We know that $AD \parallel BC$ because $m\angle A + m\angle ABC = 180^\circ$. This means $\angle DBC \cong \angle BDA$. But, unfortunately, we still don't know $\triangle BDC \cong \triangle DBA$ because the angle isn't between the two sides that we know are equal.

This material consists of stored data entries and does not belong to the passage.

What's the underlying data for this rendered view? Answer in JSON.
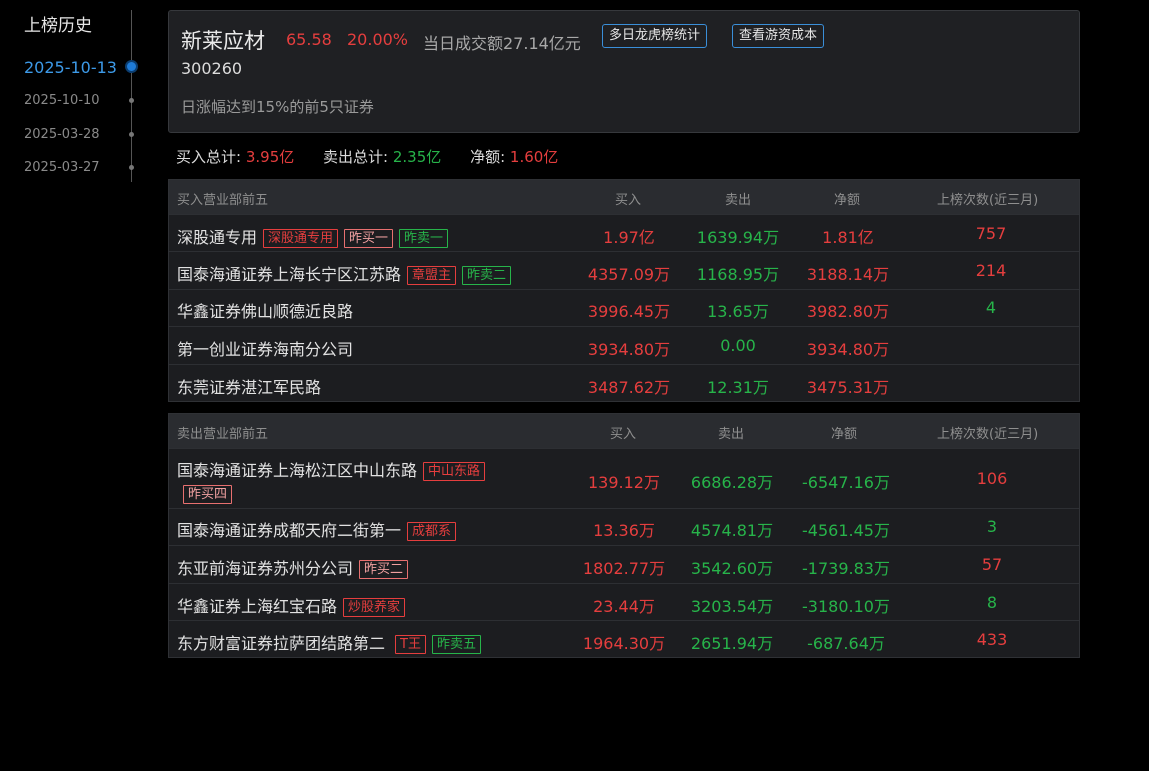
{
  "sidebar": {
    "title": "上榜历史",
    "dates": [
      "2025-10-13",
      "2025-10-10",
      "2025-03-28",
      "2025-03-27"
    ]
  },
  "stock": {
    "name": "新莱应材",
    "price": "65.58",
    "change_pct": "20.00%",
    "turnover": "当日成交额27.14亿元",
    "code": "300260",
    "reason": "日涨幅达到15%的前5只证券",
    "btn_multi_day": "多日龙虎榜统计",
    "btn_cost": "查看游资成本"
  },
  "totals": {
    "buy_label": "买入总计:",
    "buy_value": "3.95亿",
    "sell_label": "卖出总计:",
    "sell_value": "2.35亿",
    "net_label": "净额:",
    "net_value": "1.60亿"
  },
  "buy_table": {
    "headers": [
      "买入营业部前五",
      "买入",
      "卖出",
      "净额",
      "上榜次数(近三月)"
    ],
    "rows": [
      {
        "name": "深股通专用",
        "buy": "1.97亿",
        "sell": "1639.94万",
        "net": "1.81亿",
        "count": "757"
      },
      {
        "name": "国泰海通证券上海长宁区江苏路",
        "buy": "4357.09万",
        "sell": "1168.95万",
        "net": "3188.14万",
        "count": "214"
      },
      {
        "name": "华鑫证券佛山顺德近良路",
        "buy": "3996.45万",
        "sell": "13.65万",
        "net": "3982.80万",
        "count": "4"
      },
      {
        "name": "第一创业证券海南分公司",
        "buy": "3934.80万",
        "sell": "0.00",
        "net": "3934.80万",
        "count": ""
      },
      {
        "name": "东莞证券湛江军民路",
        "buy": "3487.62万",
        "sell": "12.31万",
        "net": "3475.31万",
        "count": ""
      }
    ],
    "tags": {
      "r0": [
        "深股通专用",
        "昨买一",
        "昨卖一"
      ],
      "r1": [
        "章盟主",
        "昨卖二"
      ]
    }
  },
  "sell_table": {
    "headers": [
      "卖出营业部前五",
      "买入",
      "卖出",
      "净额",
      "上榜次数(近三月)"
    ],
    "rows": [
      {
        "name": "国泰海通证券上海松江区中山东路",
        "buy": "139.12万",
        "sell": "6686.28万",
        "net": "-6547.16万",
        "count": "106"
      },
      {
        "name": "国泰海通证券成都天府二街第一",
        "buy": "13.36万",
        "sell": "4574.81万",
        "net": "-4561.45万",
        "count": "3"
      },
      {
        "name": "东亚前海证券苏州分公司",
        "buy": "1802.77万",
        "sell": "3542.60万",
        "net": "-1739.83万",
        "count": "57"
      },
      {
        "name": "华鑫证券上海红宝石路",
        "buy": "23.44万",
        "sell": "3203.54万",
        "net": "-3180.10万",
        "count": "8"
      },
      {
        "name": "东方财富证券拉萨团结路第二",
        "buy": "1964.30万",
        "sell": "2651.94万",
        "net": "-687.64万",
        "count": "433"
      }
    ],
    "tags": {
      "r0": [
        "中山东路",
        "昨买四"
      ],
      "r1": [
        "成都系"
      ],
      "r2": [
        "昨买二"
      ],
      "r3": [
        "炒股养家"
      ],
      "r4": [
        "T王",
        "昨卖五"
      ]
    }
  }
}
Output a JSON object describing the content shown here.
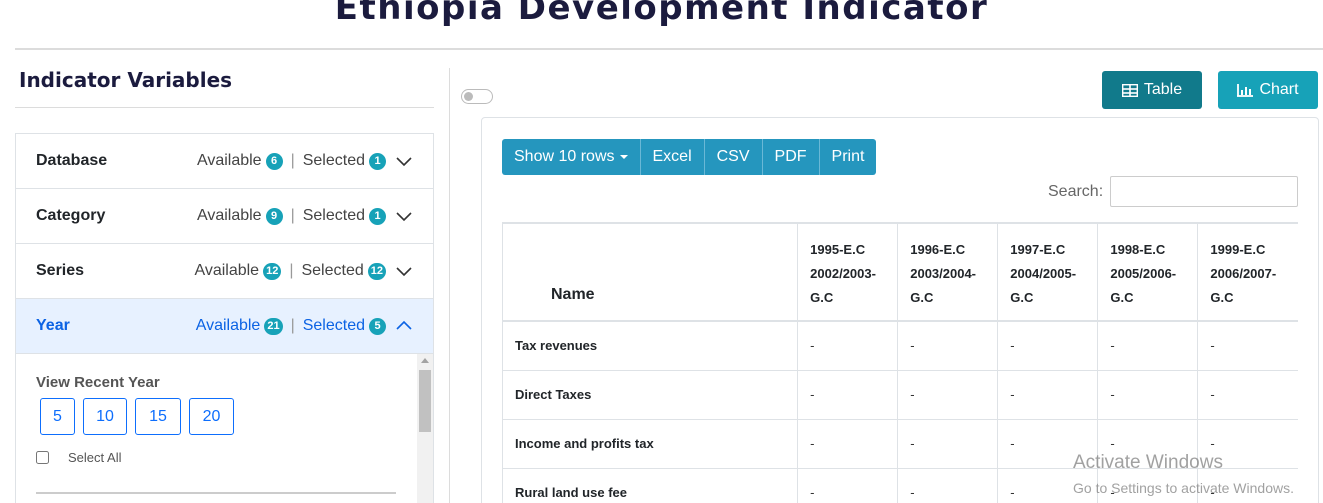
{
  "page_title": "Ethiopia Development Indicator",
  "left": {
    "heading": "Indicator Variables",
    "accordion": [
      {
        "label": "Database",
        "available_label": "Available",
        "available_count": "6",
        "selected_label": "Selected",
        "selected_count": "1",
        "open": false
      },
      {
        "label": "Category",
        "available_label": "Available",
        "available_count": "9",
        "selected_label": "Selected",
        "selected_count": "1",
        "open": false
      },
      {
        "label": "Series",
        "available_label": "Available",
        "available_count": "12",
        "selected_label": "Selected",
        "selected_count": "12",
        "open": false
      },
      {
        "label": "Year",
        "available_label": "Available",
        "available_count": "21",
        "selected_label": "Selected",
        "selected_count": "5",
        "open": true
      }
    ],
    "year_panel": {
      "recent_label": "View Recent Year",
      "buttons": [
        "5",
        "10",
        "15",
        "20"
      ],
      "select_all": "Select All"
    }
  },
  "view_buttons": {
    "table": "Table",
    "chart": "Chart"
  },
  "toolbar": {
    "show_rows": "Show 10 rows",
    "excel": "Excel",
    "csv": "CSV",
    "pdf": "PDF",
    "print": "Print"
  },
  "search": {
    "label": "Search:",
    "value": ""
  },
  "table": {
    "name_header": "Name",
    "year_headers": [
      [
        "1995-E.C",
        "2002/2003-",
        "G.C"
      ],
      [
        "1996-E.C",
        "2003/2004-",
        "G.C"
      ],
      [
        "1997-E.C",
        "2004/2005-",
        "G.C"
      ],
      [
        "1998-E.C",
        "2005/2006-",
        "G.C"
      ],
      [
        "1999-E.C",
        "2006/2007-",
        "G.C"
      ]
    ],
    "rows": [
      {
        "name": "Tax revenues",
        "values": [
          "-",
          "-",
          "-",
          "-",
          "-"
        ]
      },
      {
        "name": "Direct Taxes",
        "values": [
          "-",
          "-",
          "-",
          "-",
          "-"
        ]
      },
      {
        "name": "Income and profits tax",
        "values": [
          "-",
          "-",
          "-",
          "-",
          "-"
        ]
      },
      {
        "name": "Rural land use fee",
        "values": [
          "-",
          "-",
          "-",
          "-",
          "-"
        ]
      }
    ]
  },
  "watermark": {
    "title": "Activate Windows",
    "subtitle": "Go to Settings to activate Windows."
  },
  "colors": {
    "title": "#1b1b3e",
    "accent": "#17a2b8",
    "table_btn": "#117a8b",
    "toolbar": "#2596be",
    "open_row": "#e7f1ff",
    "open_text": "#0c63e4"
  }
}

Even though I can't prove it, I still can't find a counterexample.

Answer 1

Let $D'$ be the point such that $ABCD'$ is a rectangle. Then $D'$ is on $AD$ because $\angle A$ is right. From $CD'=AB$ (hold in rectangle) and $AB=CD$ (given), we see that $CDD'$ is an isosceles triangle. Its angle at $D$ is right (it is the angle between $CD$ and the line $AC$), hence the angle at $D$ is also right. Thus three out of four angles in $ABCD$ are right, hence they are all right angles

Answer 2

We know that $\overline{AD}$ and $\overline{BC}$ are parallel. Suppose $E$ is a point on the extended line $\stackrel{\leftrightarrow}{AD}$ such that the length $CE = CD$. Then $\triangle DCE$ is an isoceles triangle with base $\overline{DE}$. let $M$ be the midpoint of $\overline{DE}$. Then $\overline{CM} \perp \;\stackrel{\leftrightarrow}{AD}$ and $CM \leq CD$, with equality only if $D = E = M$. But now $ABCM$ is a rectangle (having right angles at at least three vertices), hence $CM = AB$. We are given $AB = CD$, therefore $CM=CD$, therefore $D = E$, therefore $ABCD$ is a rectangle.

Answer 3

Find the point E such that $\triangle ACE$ is congruent to $\triangle ABC$.

Since $\angle ABC =\angle BAC + \angle ACB = \angle BAC + \angle CAE $, $\angle BAE$ is a right angle and $A,E,D$ are colinear

Clearly $|CE| = |AB|$ and $\angle AEC$ is a right angle.

Then $\angle CED $ is a right angle and also $|CE| = |CD|$, so $\angle ECD = 0 $ and $D$ and $E$ are the same point.